Overall it might be useful to do the pass to use pdc_width. On the other hand, AMD seems to go a different route, instead of extending PMC width, they do something called 'mergeevent' which uses two PMC registers for one counter.

443

I do not see that there is a spec that states the result of the shift for two-complement. It can do something silly on 2-c machine anyway.

Yes, uncore uses 1ULL as the shifted value, so all is unsigned and my point does not apply.

sys/dev/hwpmc/hwpmc_amd.c
439

Using pcd_width would diverge from the style of every MD file in hwpmc. Every file either hard-codes the single width everywhere (which may be implicit in the types used) or has its own internal variable tracking the width.
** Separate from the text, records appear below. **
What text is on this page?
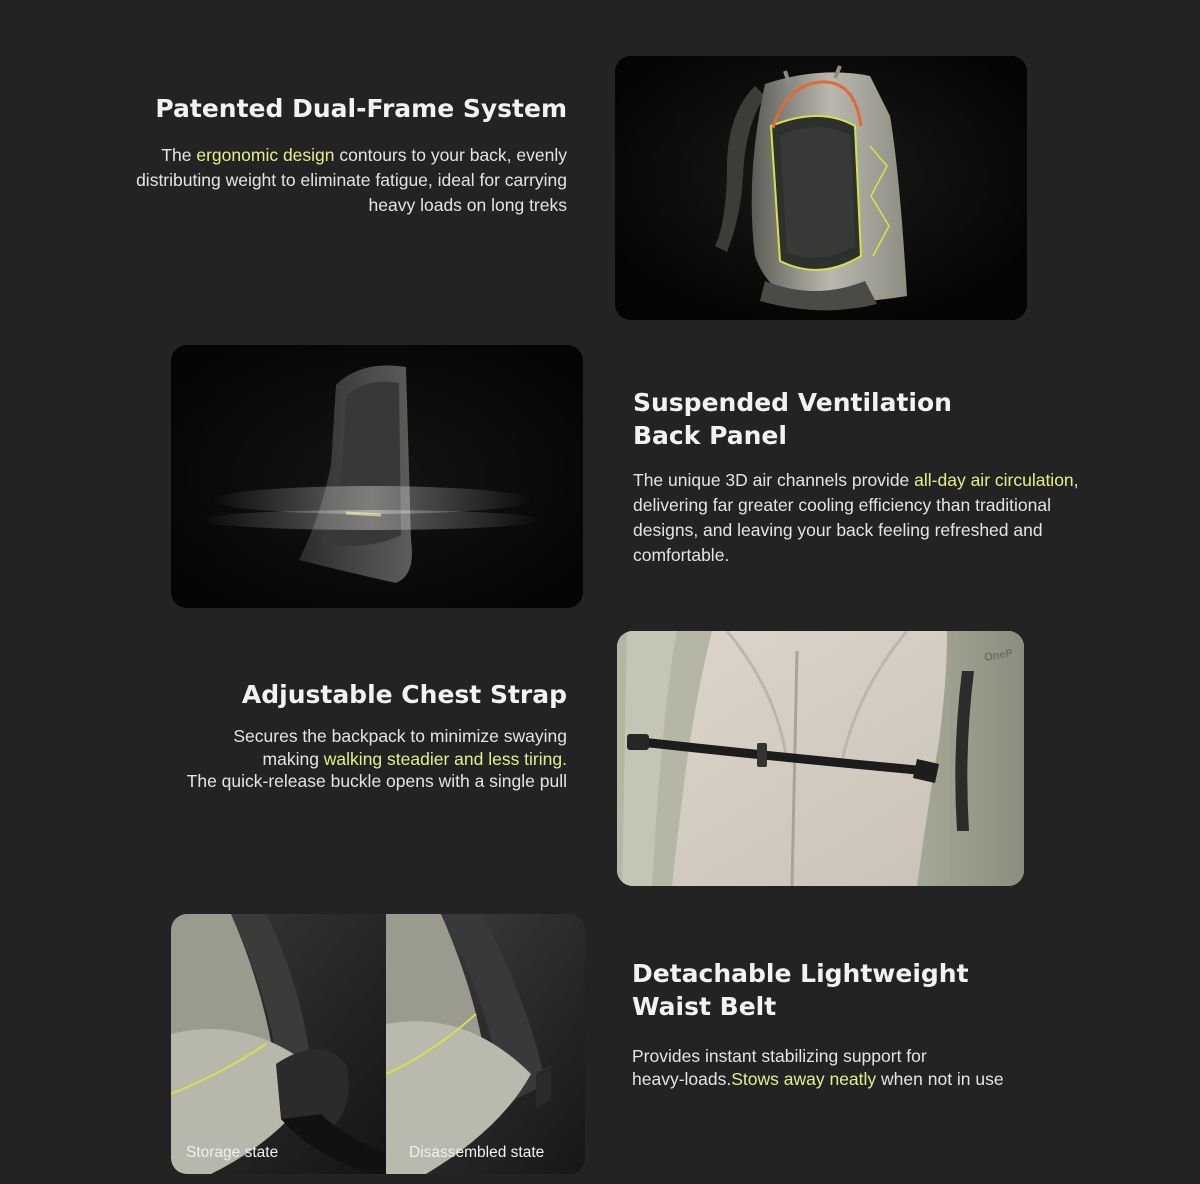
Patented Dual-Frame System

The ergonomic design contours to your back, evenly distributing weight to eliminate fatigue, ideal for carrying heavy loads on long treks

Suspended Ventilation
Back Panel

The unique 3D air channels provide all-day air circulation, delivering far greater cooling efficiency than traditional designs, and leaving your back feeling refreshed and comfortable.

Adjustable Chest Strap

Secures the backpack to minimize swaying
making walking steadier and less tiring.
The quick-release buckle opens with a single pull

OneP
Storage state	Disassembled state
Detachable Lightweight
Waist Belt

Provides instant stabilizing support for
heavy-loads.Stows away neatly when not in use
The only consumer of pcd_width itself currently is hwpmc_mod, which uses it for two purposes: the initial printf at load time of all available classes, and for PMC_OP_GETCPUINFO. It has no behavioural meaning, solely informational.

443

https://gcc.gnu.org/onlinedocs/gcc-11.2.0/gcc/Integers-implementation.html

Clang doesn't document its implementation-defined behaviour as it should (which technically makes it non-conforming) but heavily assumes the same implementation as GCC in its own code base so can't be compiled with any compiler that doesn't follow that, so it's safe to say that we can assume it too, and already do throughout base.

  • Farewell mips
  • Fix existing UB in amd code (no longer copied to mips after the above...)
  • Rework armv7/arm64
jrtc27 retitled this revision from hwpmc: Fix amd/arm64/armv7/mips/uncore sampling overflow race to hwpmc: Fix amd/arm64/armv7/uncore sampling overflow race.Jan 2 2022, 9:55 AM
jrtc27 edited the summary of this revision. (Show Details)
jrtc27 edited the test plan for this revision. (Show Details)
kib added inline comments.
sys/dev/hwpmc/hwpmc_amd.c
443

There should be no space in ) (

This revision is now accepted and ready to land.Jan 2 2022, 5:47 PM
sys/dev/hwpmc/hwpmc_amd.c
443

Ah yes, missed that one when cleaning up the int64_t cast

It is a silly scenario, but what would happen if one requested a reload count exceeding (1 << $pmc_width-1)? Then the negation of the reload count might appear as an overflow.

Yeah, that would break, so "don't do that" I guess. hwpmc_mod.c enforces a lower bound of 1000 for the reload count but doesn't currently enforce a reasonable upper bound; it probably should cap it at 1ULL << (pcd-> pcd_width - 1).